Lecture du lundi 21 septembre 2015
REPUBLIQUE FRANCAISE

AU NOM DU PEUPLE FRANCAIS



Vu la procédure suivante :

Le conseil départemental de l'ordre des médecins de la Seine-Maritime a porté plainte devant la chambre disciplinaire de première instance de l'ordre des médecins de Haute-Normandie contre Mme B...A.... Par une décision n° 15/2011 du 6 avril 2012, la chambre disciplinaire a infligé à Mme A...la peine de l'interdiction d'exercer la médecine pendant trois ans.

Par une décision n° 11636 du 6 décembre 2013, la chambre disciplinaire nationale de l'ordre des médecins a rejeté l'appel formé par Mme A...contre cette décision et décidé que la sanction serait exécutée entre le 1er mars 2014 et le 28 février 2017.
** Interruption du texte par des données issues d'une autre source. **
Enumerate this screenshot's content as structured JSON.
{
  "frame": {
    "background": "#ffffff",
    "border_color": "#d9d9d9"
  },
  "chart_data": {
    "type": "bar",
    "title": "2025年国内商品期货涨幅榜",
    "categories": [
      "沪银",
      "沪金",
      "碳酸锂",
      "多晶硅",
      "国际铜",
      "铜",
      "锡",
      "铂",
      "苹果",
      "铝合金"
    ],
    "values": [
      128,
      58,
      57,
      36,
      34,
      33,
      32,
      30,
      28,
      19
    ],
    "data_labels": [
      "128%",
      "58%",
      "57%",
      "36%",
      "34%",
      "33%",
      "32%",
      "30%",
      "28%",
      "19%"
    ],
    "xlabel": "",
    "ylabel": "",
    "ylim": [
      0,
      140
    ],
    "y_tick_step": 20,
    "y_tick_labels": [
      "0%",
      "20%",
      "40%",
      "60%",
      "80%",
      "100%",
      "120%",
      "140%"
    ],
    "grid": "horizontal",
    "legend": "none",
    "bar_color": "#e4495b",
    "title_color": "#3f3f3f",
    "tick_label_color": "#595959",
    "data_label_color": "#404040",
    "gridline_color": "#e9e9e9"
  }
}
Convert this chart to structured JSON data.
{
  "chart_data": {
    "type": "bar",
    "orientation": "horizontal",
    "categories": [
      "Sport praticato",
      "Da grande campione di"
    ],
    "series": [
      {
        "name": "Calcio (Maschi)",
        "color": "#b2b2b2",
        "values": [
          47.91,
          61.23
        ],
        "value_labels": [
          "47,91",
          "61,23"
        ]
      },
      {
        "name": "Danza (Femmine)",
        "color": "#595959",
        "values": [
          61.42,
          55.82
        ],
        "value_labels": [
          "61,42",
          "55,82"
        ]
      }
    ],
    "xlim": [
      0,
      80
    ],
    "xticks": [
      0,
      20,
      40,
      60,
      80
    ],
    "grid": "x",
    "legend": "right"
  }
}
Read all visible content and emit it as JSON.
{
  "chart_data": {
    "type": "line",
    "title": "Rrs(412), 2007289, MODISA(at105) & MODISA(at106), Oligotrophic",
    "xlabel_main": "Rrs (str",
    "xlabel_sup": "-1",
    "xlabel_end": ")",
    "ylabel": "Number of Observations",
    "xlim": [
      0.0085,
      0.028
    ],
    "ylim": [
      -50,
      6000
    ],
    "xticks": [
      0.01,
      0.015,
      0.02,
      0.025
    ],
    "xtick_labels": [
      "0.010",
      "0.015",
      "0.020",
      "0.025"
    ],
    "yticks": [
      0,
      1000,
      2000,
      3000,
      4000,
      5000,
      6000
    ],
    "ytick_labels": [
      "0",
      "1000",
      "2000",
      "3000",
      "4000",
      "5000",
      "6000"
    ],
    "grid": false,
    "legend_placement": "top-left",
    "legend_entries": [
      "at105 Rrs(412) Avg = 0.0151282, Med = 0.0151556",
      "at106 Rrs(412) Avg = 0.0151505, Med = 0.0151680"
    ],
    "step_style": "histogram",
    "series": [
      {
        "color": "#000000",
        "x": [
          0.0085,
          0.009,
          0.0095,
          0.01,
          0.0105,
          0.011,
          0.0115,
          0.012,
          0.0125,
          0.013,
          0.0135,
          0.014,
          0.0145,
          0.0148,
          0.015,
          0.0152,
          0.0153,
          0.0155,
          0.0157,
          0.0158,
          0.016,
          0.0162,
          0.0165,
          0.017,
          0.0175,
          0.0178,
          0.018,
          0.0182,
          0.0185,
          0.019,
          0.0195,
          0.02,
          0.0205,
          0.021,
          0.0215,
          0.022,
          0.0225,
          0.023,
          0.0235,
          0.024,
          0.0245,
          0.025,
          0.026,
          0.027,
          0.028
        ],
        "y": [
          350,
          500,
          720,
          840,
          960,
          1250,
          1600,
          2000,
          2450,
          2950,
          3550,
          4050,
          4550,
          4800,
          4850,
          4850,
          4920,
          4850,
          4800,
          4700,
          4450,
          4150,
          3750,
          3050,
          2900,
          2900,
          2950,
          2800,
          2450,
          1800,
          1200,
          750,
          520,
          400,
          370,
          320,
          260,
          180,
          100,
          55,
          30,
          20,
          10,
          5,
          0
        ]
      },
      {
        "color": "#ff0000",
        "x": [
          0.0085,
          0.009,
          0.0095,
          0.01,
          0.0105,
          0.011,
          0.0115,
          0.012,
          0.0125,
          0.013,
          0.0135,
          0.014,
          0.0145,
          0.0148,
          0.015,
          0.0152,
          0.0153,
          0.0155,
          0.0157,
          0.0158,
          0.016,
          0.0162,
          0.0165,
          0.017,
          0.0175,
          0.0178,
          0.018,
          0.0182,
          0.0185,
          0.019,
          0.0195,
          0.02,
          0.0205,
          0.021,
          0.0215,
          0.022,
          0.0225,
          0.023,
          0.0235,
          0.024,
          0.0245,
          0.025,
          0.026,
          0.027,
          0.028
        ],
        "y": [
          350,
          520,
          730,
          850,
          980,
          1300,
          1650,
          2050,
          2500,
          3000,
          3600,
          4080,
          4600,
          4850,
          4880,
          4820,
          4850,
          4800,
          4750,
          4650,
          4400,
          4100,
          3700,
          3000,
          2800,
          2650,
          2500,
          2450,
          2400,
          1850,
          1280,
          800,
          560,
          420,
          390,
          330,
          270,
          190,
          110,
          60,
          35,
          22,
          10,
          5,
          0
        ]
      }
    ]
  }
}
Par un pourvoi sommaire et un mémoire complémentaire, enregistrés les 29 janvier et 29 avril 2014 au secrétariat du contentieux du Conseil d'Etat, Mme A...demande au Conseil d'Etat :

1°) d'annuler cette décision ;

2°) de mettre à la charge du conseil départemental de l'ordre des médecins de la Seine-Maritime une somme de 3 000 euros au titre des dispositions de l'article L. 761-1 du code de justice administrative.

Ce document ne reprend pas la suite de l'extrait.